Tea Time with Tagwa: Justice is on the way for Adam Oakes

Illustration by Karly Andersen

Tagwa Shammet, Opinions Editor

Tea timers, when I think of justice, I think of accountability. My mind immediately jumps to the concept of holding someone accountable for their misdoings. For the longest time, justice has felt more like a fantasy than a reality. I’ve seen countless of innocent people’s lives be ruined and justice never be served; nobody is ever held accountable. 

It felt like justice had finally been served to the family of VCU freshman Adam Oakes. Eleven people were indicted on Sept. 24 in relation to Oakes’ death, which occurred seven months prior, on Feb. 27.

Oakes was pledging to join the Delta Chi fraternity chapter on campus, when he was found dead on Feb. 27 after attending a Delta Chi event. He died of ethanol toxicity — which is a type of alcohol poisoning — according to the Richmond Medical Examiner.
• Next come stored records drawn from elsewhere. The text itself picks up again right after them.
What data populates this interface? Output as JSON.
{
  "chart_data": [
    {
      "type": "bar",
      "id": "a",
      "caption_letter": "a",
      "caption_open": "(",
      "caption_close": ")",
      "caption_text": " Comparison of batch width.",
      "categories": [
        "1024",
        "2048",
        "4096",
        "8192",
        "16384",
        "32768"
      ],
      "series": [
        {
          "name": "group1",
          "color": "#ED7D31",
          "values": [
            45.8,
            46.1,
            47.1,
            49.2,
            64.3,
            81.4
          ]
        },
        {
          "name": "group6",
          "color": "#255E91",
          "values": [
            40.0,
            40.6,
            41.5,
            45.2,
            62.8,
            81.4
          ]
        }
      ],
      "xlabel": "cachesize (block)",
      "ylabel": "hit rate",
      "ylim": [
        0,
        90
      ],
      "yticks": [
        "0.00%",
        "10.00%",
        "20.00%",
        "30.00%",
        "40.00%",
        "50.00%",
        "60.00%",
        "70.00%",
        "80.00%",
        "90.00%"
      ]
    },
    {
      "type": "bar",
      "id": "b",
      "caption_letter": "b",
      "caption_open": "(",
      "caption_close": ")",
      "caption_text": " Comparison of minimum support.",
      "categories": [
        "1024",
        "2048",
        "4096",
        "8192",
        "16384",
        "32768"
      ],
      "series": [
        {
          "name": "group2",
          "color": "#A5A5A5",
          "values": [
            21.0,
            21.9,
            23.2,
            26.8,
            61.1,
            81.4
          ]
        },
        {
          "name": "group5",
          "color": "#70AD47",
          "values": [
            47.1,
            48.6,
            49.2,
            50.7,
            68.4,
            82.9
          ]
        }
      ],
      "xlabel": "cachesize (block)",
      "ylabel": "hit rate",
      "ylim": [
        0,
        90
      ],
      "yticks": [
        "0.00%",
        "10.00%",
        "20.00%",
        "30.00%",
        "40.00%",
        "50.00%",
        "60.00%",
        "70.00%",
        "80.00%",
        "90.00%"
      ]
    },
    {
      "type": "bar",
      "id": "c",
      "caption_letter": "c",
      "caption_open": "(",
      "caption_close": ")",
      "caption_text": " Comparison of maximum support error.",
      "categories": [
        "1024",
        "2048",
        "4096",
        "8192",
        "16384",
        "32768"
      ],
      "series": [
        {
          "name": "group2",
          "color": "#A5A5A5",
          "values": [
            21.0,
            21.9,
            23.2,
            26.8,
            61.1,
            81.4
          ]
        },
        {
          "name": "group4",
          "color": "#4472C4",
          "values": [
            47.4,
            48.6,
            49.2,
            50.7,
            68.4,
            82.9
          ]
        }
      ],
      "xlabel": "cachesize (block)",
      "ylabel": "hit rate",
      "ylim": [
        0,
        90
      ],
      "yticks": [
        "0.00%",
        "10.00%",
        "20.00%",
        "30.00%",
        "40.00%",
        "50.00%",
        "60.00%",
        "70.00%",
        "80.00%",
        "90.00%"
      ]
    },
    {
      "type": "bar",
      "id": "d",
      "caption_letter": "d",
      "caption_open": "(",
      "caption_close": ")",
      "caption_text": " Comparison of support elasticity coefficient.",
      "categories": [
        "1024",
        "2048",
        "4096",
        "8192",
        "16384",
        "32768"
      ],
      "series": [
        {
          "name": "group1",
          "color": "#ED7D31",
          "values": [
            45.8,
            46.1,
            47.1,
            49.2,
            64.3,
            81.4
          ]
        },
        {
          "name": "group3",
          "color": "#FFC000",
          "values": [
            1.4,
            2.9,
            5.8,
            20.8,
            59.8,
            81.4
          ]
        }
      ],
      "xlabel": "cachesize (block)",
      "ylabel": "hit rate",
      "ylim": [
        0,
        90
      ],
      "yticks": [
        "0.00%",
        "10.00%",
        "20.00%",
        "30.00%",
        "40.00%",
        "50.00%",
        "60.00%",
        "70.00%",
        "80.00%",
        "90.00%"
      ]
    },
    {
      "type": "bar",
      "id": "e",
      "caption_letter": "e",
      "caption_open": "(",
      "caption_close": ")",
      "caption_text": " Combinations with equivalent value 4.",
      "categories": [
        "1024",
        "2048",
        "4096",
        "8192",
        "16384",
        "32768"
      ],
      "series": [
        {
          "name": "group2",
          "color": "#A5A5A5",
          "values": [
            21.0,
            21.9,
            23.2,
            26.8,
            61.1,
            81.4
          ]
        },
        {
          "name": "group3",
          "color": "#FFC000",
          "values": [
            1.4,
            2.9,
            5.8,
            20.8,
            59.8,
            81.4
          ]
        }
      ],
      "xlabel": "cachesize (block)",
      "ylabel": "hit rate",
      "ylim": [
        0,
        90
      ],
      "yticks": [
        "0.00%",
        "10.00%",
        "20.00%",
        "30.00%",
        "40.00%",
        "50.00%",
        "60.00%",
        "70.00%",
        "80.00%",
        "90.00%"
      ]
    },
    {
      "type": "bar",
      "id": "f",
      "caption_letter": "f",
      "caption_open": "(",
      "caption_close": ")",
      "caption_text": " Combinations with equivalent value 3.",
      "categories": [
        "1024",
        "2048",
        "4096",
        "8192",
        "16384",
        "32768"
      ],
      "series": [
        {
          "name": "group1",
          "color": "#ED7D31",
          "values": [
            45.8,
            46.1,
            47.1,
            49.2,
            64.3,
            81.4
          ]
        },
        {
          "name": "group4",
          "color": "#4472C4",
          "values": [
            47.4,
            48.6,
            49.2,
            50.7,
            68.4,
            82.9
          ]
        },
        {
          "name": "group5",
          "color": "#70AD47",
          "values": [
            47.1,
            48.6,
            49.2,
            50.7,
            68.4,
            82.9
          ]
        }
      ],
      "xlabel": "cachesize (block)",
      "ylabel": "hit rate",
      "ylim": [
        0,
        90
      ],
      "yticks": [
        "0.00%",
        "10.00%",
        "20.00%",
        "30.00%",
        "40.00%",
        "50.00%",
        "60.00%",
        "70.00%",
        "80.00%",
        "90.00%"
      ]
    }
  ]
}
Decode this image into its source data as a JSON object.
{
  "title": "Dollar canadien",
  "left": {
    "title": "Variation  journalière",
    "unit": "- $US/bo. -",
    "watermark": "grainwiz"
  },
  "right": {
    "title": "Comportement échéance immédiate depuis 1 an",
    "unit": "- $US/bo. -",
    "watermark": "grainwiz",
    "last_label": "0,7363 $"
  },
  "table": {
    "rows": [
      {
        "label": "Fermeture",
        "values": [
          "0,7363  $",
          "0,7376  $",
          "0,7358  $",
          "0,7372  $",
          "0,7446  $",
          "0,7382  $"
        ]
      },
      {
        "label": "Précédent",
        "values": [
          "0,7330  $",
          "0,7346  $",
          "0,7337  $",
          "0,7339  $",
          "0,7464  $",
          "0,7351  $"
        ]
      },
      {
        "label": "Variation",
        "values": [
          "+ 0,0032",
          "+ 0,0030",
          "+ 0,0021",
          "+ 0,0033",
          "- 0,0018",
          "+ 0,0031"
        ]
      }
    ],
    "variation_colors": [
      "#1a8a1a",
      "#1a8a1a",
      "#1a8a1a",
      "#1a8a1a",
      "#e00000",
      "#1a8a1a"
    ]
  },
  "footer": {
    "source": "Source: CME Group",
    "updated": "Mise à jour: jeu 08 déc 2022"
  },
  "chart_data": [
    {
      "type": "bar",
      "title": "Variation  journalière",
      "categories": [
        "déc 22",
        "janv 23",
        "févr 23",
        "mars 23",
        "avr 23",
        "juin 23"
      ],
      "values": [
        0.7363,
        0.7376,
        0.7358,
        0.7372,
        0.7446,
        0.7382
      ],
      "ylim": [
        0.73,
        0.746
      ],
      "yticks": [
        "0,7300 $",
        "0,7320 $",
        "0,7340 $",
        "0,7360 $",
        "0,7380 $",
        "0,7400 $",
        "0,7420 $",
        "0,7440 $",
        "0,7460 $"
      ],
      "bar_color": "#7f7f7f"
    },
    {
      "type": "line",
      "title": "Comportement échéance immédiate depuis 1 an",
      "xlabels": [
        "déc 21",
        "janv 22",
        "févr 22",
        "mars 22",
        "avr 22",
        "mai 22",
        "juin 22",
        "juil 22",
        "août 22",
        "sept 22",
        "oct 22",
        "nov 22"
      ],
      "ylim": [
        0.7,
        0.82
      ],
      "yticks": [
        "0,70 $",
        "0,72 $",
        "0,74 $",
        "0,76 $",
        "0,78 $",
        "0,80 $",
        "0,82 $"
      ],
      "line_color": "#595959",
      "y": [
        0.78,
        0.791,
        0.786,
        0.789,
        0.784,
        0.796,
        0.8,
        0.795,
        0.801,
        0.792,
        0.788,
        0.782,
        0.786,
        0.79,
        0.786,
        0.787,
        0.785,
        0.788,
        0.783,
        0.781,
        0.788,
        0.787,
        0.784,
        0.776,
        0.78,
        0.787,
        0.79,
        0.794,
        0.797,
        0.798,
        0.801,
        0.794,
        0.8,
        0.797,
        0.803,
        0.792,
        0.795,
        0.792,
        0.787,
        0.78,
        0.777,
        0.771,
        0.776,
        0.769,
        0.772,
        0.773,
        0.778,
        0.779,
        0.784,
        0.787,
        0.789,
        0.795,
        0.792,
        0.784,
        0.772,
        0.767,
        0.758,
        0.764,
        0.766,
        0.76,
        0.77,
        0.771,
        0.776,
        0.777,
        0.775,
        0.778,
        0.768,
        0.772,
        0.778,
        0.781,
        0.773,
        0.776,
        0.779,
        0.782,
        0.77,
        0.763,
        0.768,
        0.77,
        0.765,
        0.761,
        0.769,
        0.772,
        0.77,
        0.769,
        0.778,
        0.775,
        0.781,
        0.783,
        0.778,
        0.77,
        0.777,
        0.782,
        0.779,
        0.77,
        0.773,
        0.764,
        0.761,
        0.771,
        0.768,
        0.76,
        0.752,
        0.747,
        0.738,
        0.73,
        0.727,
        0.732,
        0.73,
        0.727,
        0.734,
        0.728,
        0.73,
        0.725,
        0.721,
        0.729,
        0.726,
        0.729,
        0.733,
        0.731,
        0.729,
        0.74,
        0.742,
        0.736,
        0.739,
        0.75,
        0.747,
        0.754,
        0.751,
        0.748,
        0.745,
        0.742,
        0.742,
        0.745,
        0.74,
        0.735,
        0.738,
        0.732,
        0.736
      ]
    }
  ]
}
The Oakes family says that he was forced to drink a bottle of Jack Daniel’s whiskey as an act of hazing from the fraternity. Since then, they have been pushing to make hazing a felony.

This hazing incident created an uproar on campus and across the nation. Oakes’ extremely avoidable death brought forward discussion regarding hazing, Greek life, peer pressure and so much more. Most importantly, Oakes’ story forced us all to reevaluate our kindness with one another. 

Eight people were arrested on Sept. 24; seven of them were being held in VCU Police custody, while one was held by the Virginia State Police but was eventually released on bond. The remaining three individuals turned themselves in on Sept. 27; the 11 have not yet been convicted of any crimes.

My initial reaction to the news that 11 people had been indicted was disgust. I felt my stomach churn as I saw the mug shots, displaying faces of the people that were connected to the death of an innocent boy.

My disgust quickly turned to anger. I looked at their faces and envisioned them hazing Oakes, forcing him to drink his life away. And for what? For some distorted belief that by drowning Oakes in alcohol, it will somehow make them closer — make them brothers?

“Well, at least they did the right thing and turned themselves in,” I overheard from two girls behind me in line at the Cabell Library Starbucks as they were discussing the indictments on that same Sept. 27 night. 

I’ve always been fascinated by our society’s ability to praise the absolute bare minimum. First of all, the right thing to do would have been to not haze Oakes. His family will never be able to hold their son again, so please spare them from this narrative that these three boys did them a favor by turning themselves in.

Furthermore, turning yourself in after you’ve already been indicted is not an act of bravery — it is inevitable. The least these people could have done was treat Oakes with decency and kindness. 

Those individuals did not encourage a brotherhood; instead, they defaced the integrity of their organization and ruined the lives of an entire family and community. Worse than all, their actions could be the cause of Oakes’ death.

All 11 people indicted were charged with “unlawful hazing of a student,” and six of them were also charged with “purchase, giving alcohol to a minor.”

Hazing is considered a class one misdemeanor in Virginia that can bring about 12 months in jail or a $2,500 fine — in some cases, both.

Neither one of those options seems like a fair punishment for killing Oakes.

Quite frankly, these charges are disrespectful. Oakes’ death was a direct result of his overdrinking. The same overdrinking that only happened because these 11 people forced it onto him. So, excuse me if I don’t find these charges to be harsh enough.

I can honestly say that I don’t think these 11 people had the intention to kill Oakes that night. However, they did. Their actions resulted in his death. And the repercussions for their actions must be adequate enough to fit their actions. 

They took that innocent boy away from his family and ruined the family’s life forever. $2,500 does not even begin to make up for that. No amount of money will ever compensate for such a tragedy. 

Additionally, no amount of jail time will bring Oakes back. No amount of jail time will give him the opportunity to live his life again. No amount of jail time will reverse this injustice. However, this accountability will have to serve as justice for now.

We need to be more intentional with the way we treat one another. The toxic ideology of hazing and aggression linked with pledging fraternities must cease. The desired brotherhood Oakes was looking for must be less of a fantasy and more of a continued reality.

 Sometimes, even that inkling of comfortability goes a long way. And that’s the tea.